Beaucoup d’étudiantes et d’étudiants qui consultent en orientation ressentent l’urgence de faire une demande d’admission dans un programme d’études pour le 1er mars. Pourtant, une démarche en orientation repose, entre autres, sur l’exploration de soi et sur une meilleure compréhension des éléments liés à son parcours de formation et de travail. L’identification des repères significatifs qu’offre les différents contextes de vie est également très utile pour avancer dans un processus d’orientation. Prendre en compte ces contextes permet de clarifier la situation présente et de mieux envisager ses possibilités d’avenir.

 Toujours plus vite, toujours plus rapide

Depuis plus d’une quinzaine d’année et de manière toujours plus accentuée, un phénomène important caractérise l’ensemble des sociétés modernes. Il s’agit de la modification du rapport au temps.
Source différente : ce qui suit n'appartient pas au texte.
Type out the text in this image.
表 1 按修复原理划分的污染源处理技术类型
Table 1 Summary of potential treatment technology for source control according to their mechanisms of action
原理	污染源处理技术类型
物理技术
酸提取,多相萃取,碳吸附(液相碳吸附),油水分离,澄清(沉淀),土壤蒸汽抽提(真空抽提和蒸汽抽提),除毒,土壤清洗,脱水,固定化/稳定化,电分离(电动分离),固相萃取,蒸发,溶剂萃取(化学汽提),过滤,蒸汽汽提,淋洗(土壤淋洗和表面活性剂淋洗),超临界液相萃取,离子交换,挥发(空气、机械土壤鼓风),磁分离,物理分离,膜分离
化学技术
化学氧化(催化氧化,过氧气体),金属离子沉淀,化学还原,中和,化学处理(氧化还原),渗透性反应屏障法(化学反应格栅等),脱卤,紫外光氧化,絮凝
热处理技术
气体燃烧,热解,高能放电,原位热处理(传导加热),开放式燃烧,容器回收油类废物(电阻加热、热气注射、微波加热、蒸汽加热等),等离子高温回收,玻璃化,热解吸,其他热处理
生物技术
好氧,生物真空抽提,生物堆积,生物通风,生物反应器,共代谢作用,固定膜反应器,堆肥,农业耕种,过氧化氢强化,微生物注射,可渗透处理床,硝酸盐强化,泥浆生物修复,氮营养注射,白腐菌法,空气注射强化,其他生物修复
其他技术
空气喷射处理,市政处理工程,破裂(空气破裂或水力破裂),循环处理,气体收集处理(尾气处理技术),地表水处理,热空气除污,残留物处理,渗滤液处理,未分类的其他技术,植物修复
À l’intérieur de ce que certains auteurs appellent la «société hypermoderne»[1], le rythme accéléré du temps serait marqué notamment par l’instantanéité, le court terme, l’urgence, la réponse immédiate aux besoins et les contraintes de la vitesse.

Pour prendre une image simple, c’est un peu comme si tout autour de vous se déroulait sur avance rapide «fast forward» sans possibilité de stopper ou de mettre sur pause. Comment vous sentez-vous dans cette situation?

L’accélération du temps ou l’impression constante que tout va vite influence l’organisation, la répartition, la perception du temps ainsi que sur la valeur accordée au temps. Cette accélération affecte la vie professionnelle et personnelle des individus ainsi que l’ensemble des sphères de la société. Lorsque rapidité, productivité, dépassement et intensification deviennent des normes implicites à la vie en société, les comportements, les habitudes de vie et les exigences personnelles peuvent elles aussi se modifier.

Conséquences sur les études

Le rapport au temps accéléré et le changement rapide des repères et des balises autour de soi peut affecter les études et le parcours de formation. Voici quelques effets possibles à explorer dans une démarche d’orientation:

  • des intérêts qui changent souvent et rapidement; ne plus savoir ce que l’on aime;
  • des doutes et incertitudes sur ses valeurs, ses compétences;
  • des difficultés à se projeter dans le futur, l’impression que l’avenir est flou et incertain;
  • l’impression d’être constamment en retard;
  • le sentiment d’être dépassé, ne pas suivre ce qui se passe autour de soi;

Prenez le temps de vous demander et de réfléchir à comment l’accélération du temps se traduit dans votre vie… dans vos études… dans votre travail.

Trouver ses repères

Une démarche d’orientation permet, entre autres, d’aider une personne à trouver ou de retrouver ses repères en vue de faire des choix éclairés liés à sa carrière, mais encore faut-il y mettre du temps!

Voici quelques éléments à considérer par rapport aux études dans un contexte où tout va vite:

  • accepter que l’apprentissage se fait tout au long de la vie;
  • questionner notre rapport au temps dans différentes situations du quotidien;
  • réfléchir à l’urgence afin de déterminer ce qui est urgent ou pas dans notre vie;
  • adopter différentes techniques de respiration, relaxation, mentalisation afin de se recentrer sur soi;
  • prendre des moments pour soi et s’obliger à faire plusieurs petites pauses.

Parce que s’orienter prends du temps, ne laisser pas l’accélération du temps vous faire perdre vos repères! Bonne fin de session!


Sources:

Aubert, N. (2006). L’individu hypermoderne et ses pathologies, L’information psychiatrique, 82/7, 605-610.

Aubert, N. (2003). Le culte de l’urgence, la société malade du temps. Paris : Flammarion.

[1] Notamment la sociologue Nicole Aubert, le philosophe Gilles Lipovesky et également le professeur Sébastien Charles du Département de philosophie de l’UQTR (maintenant Doyen de la recherche et de la création).